Henry points out that the Trump administration has slashed that tax to about 15 percent and now they have eight years to pay it while not even being required to repatriate the money hoarded offshore.
“The new tax bill was a disaster but it did benefit the major companies by allowing them to get their $2.6 trillion back home tax free,” Henry said.
The senior fellow at Yale noted that bringing the tax rate back to less than five percent from the current fifteen, would mean “a $600 – 800 billion gift to the wealthiest companies on the planet.” Ninety percent of corporate shares are owned by the top one percent, he said.
Tax havens are used as an instrument to increase the role of profitability of the US multinationals and the oil companies all use tax havens aggressively to reduce taxation, according to Henry.
In general, since the financial crisis the world has increased its debt levels to an unprecedented proportion.

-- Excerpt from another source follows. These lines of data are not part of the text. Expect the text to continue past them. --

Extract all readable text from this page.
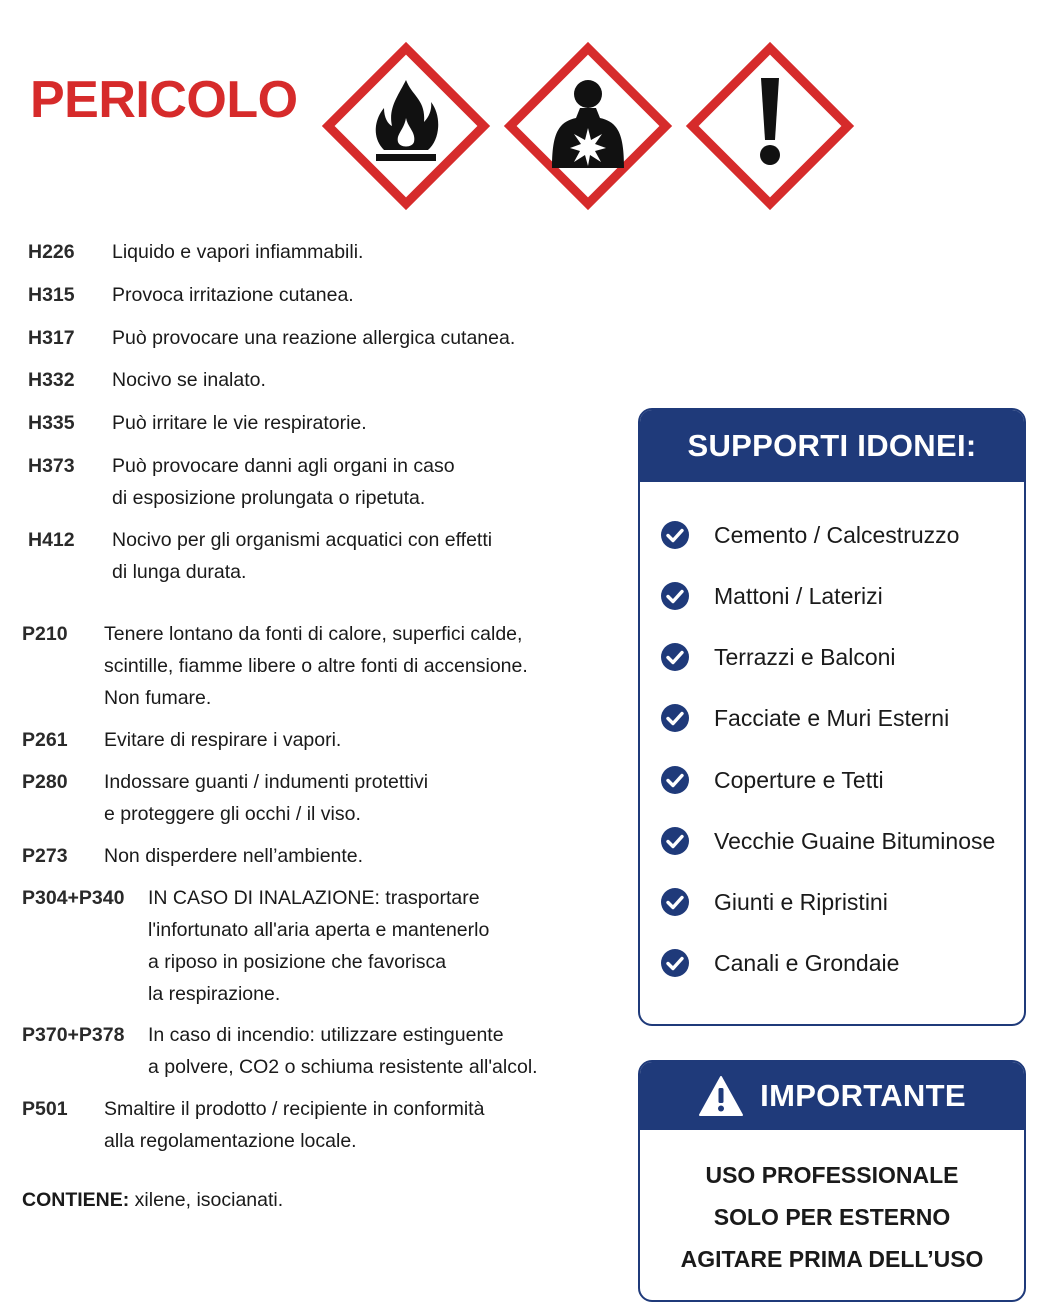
PERICOLO
H226 Liquido e vapori infiammabili.
H315 Provoca irritazione cutanea.
H317 Può provocare una reazione allergica cutanea.
H332 Nocivo se inalato.
H335 Può irritare le vie respiratorie.
H373 Può provocare danni agli organi in caso
di esposizione prolungata o ripetuta.
H412 Nocivo per gli organismi acquatici con effetti
di lunga durata.
P210 Tenere lontano da fonti di calore, superfici calde,
scintille, fiamme libere o altre fonti di accensione.
Non fumare.
P261 Evitare di respirare i vapori.
P280 Indossare guanti / indumenti protettivi
e proteggere gli occhi / il viso.
P273 Non disperdere nell’ambiente.
P304+P340 IN CASO DI INALAZIONE: trasportare
l'infortunato all'aria aperta e mantenerlo
a riposo in posizione che favorisca
la respirazione.
P370+P378 In caso di incendio: utilizzare estinguente
a polvere, CO2 o schiuma resistente all'alcol.
P501 Smaltire il prodotto / recipiente in conformità
alla regolamentazione locale.
CONTIENE: xilene, isocianati.
SUPPORTI IDONEI:
Cemento / Calcestruzzo
Mattoni / Laterizi
Terrazzi e Balconi
Facciate e Muri Esterni
Coperture e Tetti
Vecchie Guaine Bituminose
Giunti e Ripristini
Canali e Grondaie
IMPORTANTE
USO PROFESSIONALE
SOLO PER ESTERNO
AGITARE PRIMA DELL’USO
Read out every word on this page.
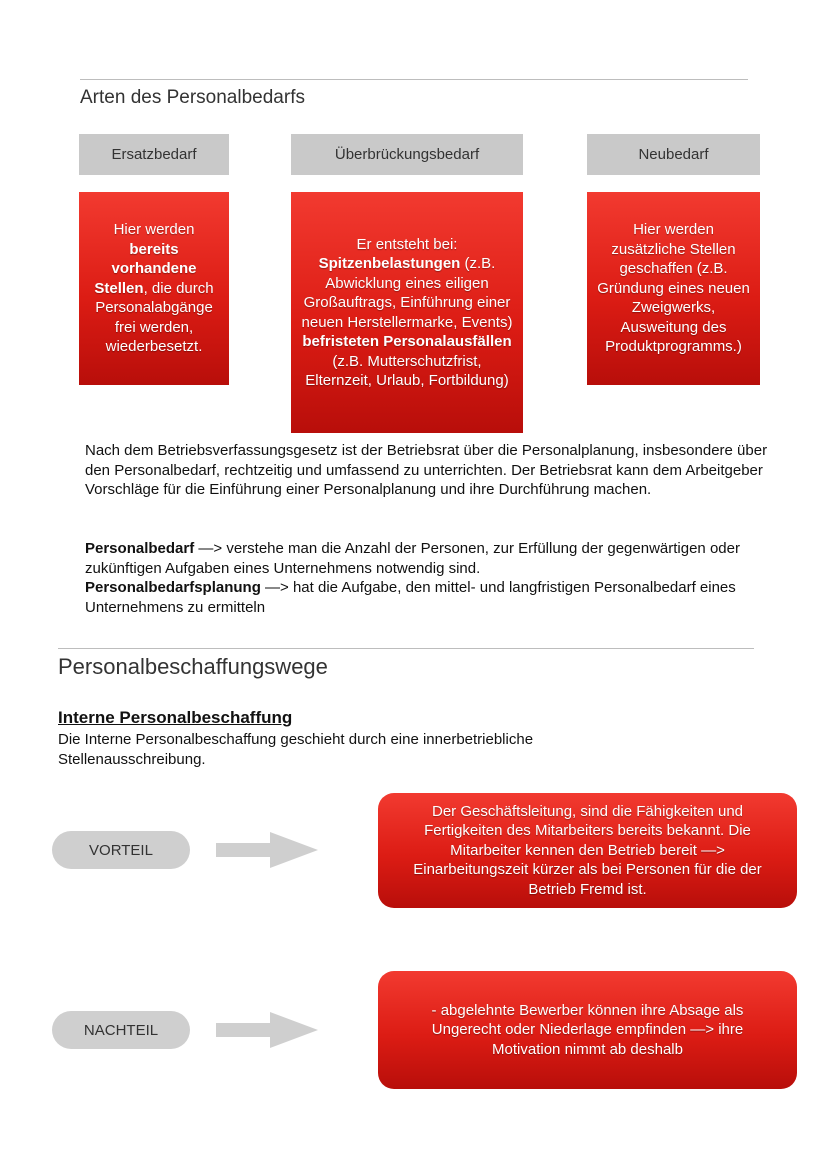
Arten des Personalbedarfs
Ersatzbedarf	Überbrückungsbedarf	Neubedarf
Hier werden bereits vorhandene Stellen, die durch Personalabgänge frei werden, wiederbesetzt.
Er entsteht bei:
Spitzenbelastungen (z.B. Abwicklung eines eiligen Großauftrags, Einführung einer neuen Herstellermarke, Events)
befristeten Personalausfällen (z.B. Mutterschutzfrist, Elternzeit, Urlaub, Fortbildung)
Hier werden zusätzliche Stellen geschaffen (z.B. Gründung eines neuen Zweigwerks, Ausweitung des Produktprogramms.)
Nach dem Betriebsverfassungsgesetz ist der Betriebsrat über die Personalplanung, insbesondere über den Personalbedarf, rechtzeitig und umfassend zu unterrichten. Der Betriebsrat kann dem Arbeitgeber Vorschläge für die Einführung einer Personalplanung und ihre Durchführung machen.
Personalbedarf —> verstehe man die Anzahl der Personen, zur Erfüllung der gegenwärtigen oder zukünftigen Aufgaben eines Unternehmens notwendig sind.
Personalbedarfsplanung —> hat die Aufgabe, den mittel- und langfristigen Personalbedarf eines Unternehmens zu ermitteln
Personalbeschaffungswege
Interne Personalbeschaffung
Die Interne Personalbeschaffung geschieht durch eine innerbetriebliche Stellenausschreibung.
VORTEIL
Der Geschäftsleitung, sind die Fähigkeiten und Fertigkeiten des Mitarbeiters bereits bekannt. Die Mitarbeiter kennen den Betrieb bereit —> Einarbeitungszeit kürzer als bei Personen für die der Betrieb Fremd ist.
NACHTEIL
- abgelehnte Bewerber können ihre Absage als Ungerecht oder Niederlage empfinden —> ihre Motivation nimmt ab deshalb
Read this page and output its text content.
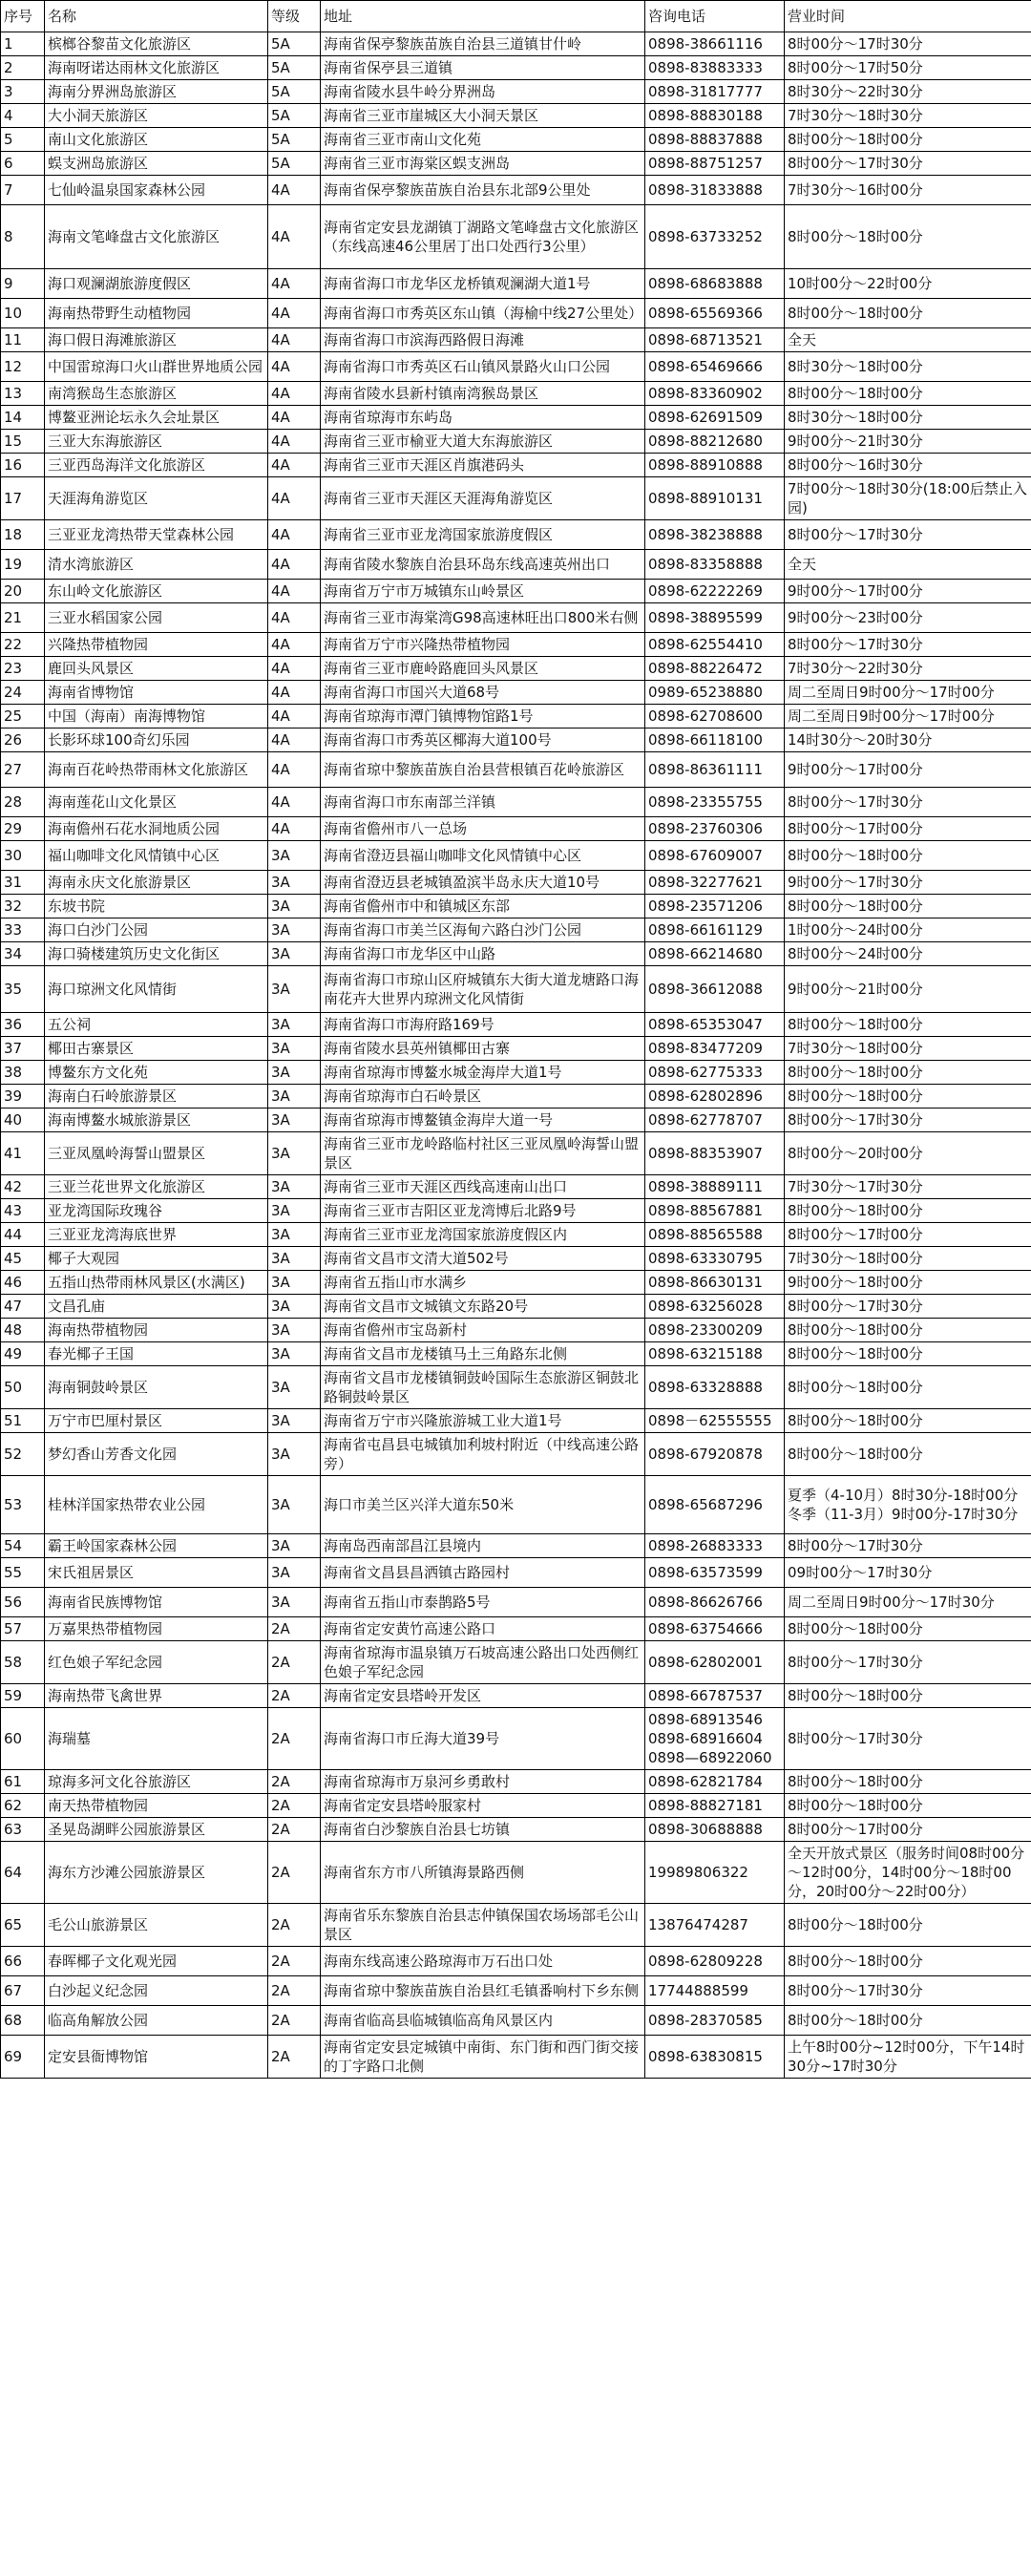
序号	名称	等级	地址	咨询电话	营业时间
1	槟榔谷黎苗文化旅游区	5A	海南省保亭黎族苗族自治县三道镇甘什岭	0898-38661116	8时00分～17时30分
2	海南呀诺达雨林文化旅游区	5A	海南省保亭县三道镇	0898-83883333	8时00分～17时50分
3	海南分界洲岛旅游区	5A	海南省陵水县牛岭分界洲岛	0898-31817777	8时30分～22时30分
4	大小洞天旅游区	5A	海南省三亚市崖城区大小洞天景区	0898-88830188	7时30分～18时30分
5	南山文化旅游区	5A	海南省三亚市南山文化苑	0898-88837888	8时00分～18时00分
6	蜈支洲岛旅游区	5A	海南省三亚市海棠区蜈支洲岛	0898-88751257	8时00分～17时30分
7	七仙岭温泉国家森林公园	4A	海南省保亭黎族苗族自治县东北部9公里处	0898-31833888	7时30分～16时00分
8	海南文笔峰盘古文化旅游区	4A	海南省定安县龙湖镇丁湖路文笔峰盘古文化旅游区（东线高速46公里居丁出口处西行3公里）	0898-63733252	8时00分～18时00分
9	海口观澜湖旅游度假区	4A	海南省海口市龙华区龙桥镇观澜湖大道1号	0898-68683888	10时00分～22时00分
10	海南热带野生动植物园	4A	海南省海口市秀英区东山镇（海榆中线27公里处）	0898-65569366	8时00分～18时00分
11	海口假日海滩旅游区	4A	海南省海口市滨海西路假日海滩	0898-68713521	全天
12	中国雷琼海口火山群世界地质公园	4A	海南省海口市秀英区石山镇风景路火山口公园	0898-65469666	8时30分～18时00分
13	南湾猴岛生态旅游区	4A	海南省陵水县新村镇南湾猴岛景区	0898-83360902	8时00分～18时00分
14	博鳌亚洲论坛永久会址景区	4A	海南省琼海市东屿岛	0898-62691509	8时30分～18时00分
15	三亚大东海旅游区	4A	海南省三亚市榆亚大道大东海旅游区	0898-88212680	9时00分～21时30分
16	三亚西岛海洋文化旅游区	4A	海南省三亚市天涯区肖旗港码头	0898-88910888	8时00分～16时30分
17	天涯海角游览区	4A	海南省三亚市天涯区天涯海角游览区	0898-88910131	7时00分～18时30分(18:00后禁止入园)
18	三亚亚龙湾热带天堂森林公园	4A	海南省三亚市亚龙湾国家旅游度假区	0898-38238888	8时00分～17时30分
19	清水湾旅游区	4A	海南省陵水黎族自治县环岛东线高速英州出口	0898-83358888	全天
20	东山岭文化旅游区	4A	海南省万宁市万城镇东山岭景区	0898-62222269	9时00分～17时00分
21	三亚水稻国家公园	4A	海南省三亚市海棠湾G98高速林旺出口800米右侧	0898-38895599	9时00分～23时00分
22	兴隆热带植物园	4A	海南省万宁市兴隆热带植物园	0898-62554410	8时00分～17时30分
23	鹿回头风景区	4A	海南省三亚市鹿岭路鹿回头风景区	0898-88226472	7时30分～22时30分
24	海南省博物馆	4A	海南省海口市国兴大道68号	0989-65238880	周二至周日9时00分～17时00分
25	中国（海南）南海博物馆	4A	海南省琼海市潭门镇博物馆路1号	0898-62708600	周二至周日9时00分～17时00分
26	长影环球100奇幻乐园	4A	海南省海口市秀英区椰海大道100号	0898-66118100	14时30分～20时30分
27	海南百花岭热带雨林文化旅游区	4A	海南省琼中黎族苗族自治县营根镇百花岭旅游区	0898-86361111	9时00分～17时00分
28	海南莲花山文化景区	4A	海南省海口市东南部兰洋镇	0898-23355755	8时00分～17时30分
29	海南儋州石花水洞地质公园	4A	海南省儋州市八一总场	0898-23760306	8时00分～17时00分
30	福山咖啡文化风情镇中心区	3A	海南省澄迈县福山咖啡文化风情镇中心区	0898-67609007	8时00分～18时00分
31	海南永庆文化旅游景区	3A	海南省澄迈县老城镇盈滨半岛永庆大道10号	0898-32277621	9时00分～17时30分
32	东坡书院	3A	海南省儋州市中和镇城区东部	0898-23571206	8时00分～18时00分
33	海口白沙门公园	3A	海南省海口市美兰区海甸六路白沙门公园	0898-66161129	1时00分～24时00分
34	海口骑楼建筑历史文化街区	3A	海南省海口市龙华区中山路	0898-66214680	8时00分～24时00分
35	海口琼洲文化风情街	3A	海南省海口市琼山区府城镇东大街大道龙塘路口海南花卉大世界内琼洲文化风情街	0898-36612088	9时00分～21时00分
36	五公祠	3A	海南省海口市海府路169号	0898-65353047	8时00分～18时00分
37	椰田古寨景区	3A	海南省陵水县英州镇椰田古寨	0898-83477209	7时30分～18时00分
38	博鳌东方文化苑	3A	海南省琼海市博鳌水城金海岸大道1号	0898-62775333	8时00分～18时00分
39	海南白石岭旅游景区	3A	海南省琼海市白石岭景区	0898-62802896	8时00分～18时00分
40	海南博鳌水城旅游景区	3A	海南省琼海市博鳌镇金海岸大道一号	0898-62778707	8时00分～17时30分
41	三亚凤凰岭海誓山盟景区	3A	海南省三亚市龙岭路临村社区三亚凤凰岭海誓山盟景区	0898-88353907	8时00分～20时00分
42	三亚兰花世界文化旅游区	3A	海南省三亚市天涯区西线高速南山出口	0898-38889111	7时30分～17时30分
43	亚龙湾国际玫瑰谷	3A	海南省三亚市吉阳区亚龙湾博后北路9号	0898-88567881	8时00分～18时00分
44	三亚亚龙湾海底世界	3A	海南省三亚市亚龙湾国家旅游度假区内	0898-88565588	8时00分～17时00分
45	椰子大观园	3A	海南省文昌市文清大道502号	0898-63330795	7时30分～18时00分
46	五指山热带雨林风景区(水满区)	3A	海南省五指山市水满乡	0898-86630131	9时00分～18时00分
47	文昌孔庙	3A	海南省文昌市文城镇文东路20号	0898-63256028	8时00分～17时30分
48	海南热带植物园	3A	海南省儋州市宝岛新村	0898-23300209	8时00分～18时00分
49	春光椰子王国	3A	海南省文昌市龙楼镇马土三角路东北侧	0898-63215188	8时00分～18时00分
50	海南铜鼓岭景区	3A	海南省文昌市龙楼镇铜鼓岭国际生态旅游区铜鼓北路铜鼓岭景区	0898-63328888	8时00分～18时00分
51	万宁市巴厘村景区	3A	海南省万宁市兴隆旅游城工业大道1号	0898－62555555	8时00分～18时00分
52	梦幻香山芳香文化园	3A	海南省屯昌县屯城镇加利坡村附近（中线高速公路旁）	0898-67920878	8时00分～18时00分
53	桂林洋国家热带农业公园	3A	海口市美兰区兴洋大道东50米	0898-65687296	夏季（4-10月）8时30分-18时00分
冬季（11-3月）9时00分-17时30分
54	霸王岭国家森林公园	3A	海南岛西南部昌江县境内	0898-26883333	8时00分～17时30分
55	宋氏祖居景区	3A	海南省文昌县昌洒镇古路园村	0898-63573599	09时00分～17时30分
56	海南省民族博物馆	3A	海南省五指山市泰鹊路5号	0898-86626766	周二至周日9时00分～17时30分
57	万嘉果热带植物园	2A	海南省定安黄竹高速公路口	0898-63754666	8时00分～18时00分
58	红色娘子军纪念园	2A	海南省琼海市温泉镇万石坡高速公路出口处西侧红色娘子军纪念园	0898-62802001	8时00分～17时30分
59	海南热带飞禽世界	2A	海南省定安县塔岭开发区	0898-66787537	8时00分～18时00分
60	海瑞墓	2A	海南省海口市丘海大道39号	0898-68913546
0898-68916604
0898—68922060	8时00分～17时30分
61	琼海多河文化谷旅游区	2A	海南省琼海市万泉河乡勇敢村	0898-62821784	8时00分～18时00分
62	南天热带植物园	2A	海南省定安县塔岭服家村	0898-88827181	8时00分～18时00分
63	圣晃岛湖畔公园旅游景区	2A	海南省白沙黎族自治县七坊镇	0898-30688888	8时00分～17时00分
64	海东方沙滩公园旅游景区	2A	海南省东方市八所镇海景路西侧	19989806322	全天开放式景区（服务时间08时00分～12时00分，14时00分～18时00分，20时00分～22时00分）
65	毛公山旅游景区	2A	海南省乐东黎族自治县志仲镇保国农场场部毛公山景区	13876474287	8时00分～18时00分
66	春晖椰子文化观光园	2A	海南东线高速公路琼海市万石出口处	0898-62809228	8时00分～18时00分
67	白沙起义纪念园	2A	海南省琼中黎族苗族自治县红毛镇番响村下乡东侧	17744888599	8时00分～17时30分
68	临高角解放公园	2A	海南省临高县临城镇临高角风景区内	0898-28370585	8时00分～18时00分
69	定安县衙博物馆	2A	海南省定安县定城镇中南街、东门街和西门街交接的丁字路口北侧	0898-63830815	上午8时00分~12时00分，下午14时30分~17时30分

So, the countries tended to borrow to fill the gap. “It would go a long way over time toward chipping away from the massive debt burden that we have.”
The US has actually become a safe haven of its own, Henry said, adding that there’s no beneficial ownership reporting, no country by country reporting. “The US has some of the most aggressive enablers on the planet – accounting firms and law firms that are enabling this activity. A lot of multinationals that have been exploiting the tax haven system are US companies like Apple, Google, and Microsoft.”
While historically the US has always been a proponent of a progressive taxation lately that’s been lagging, he stressed.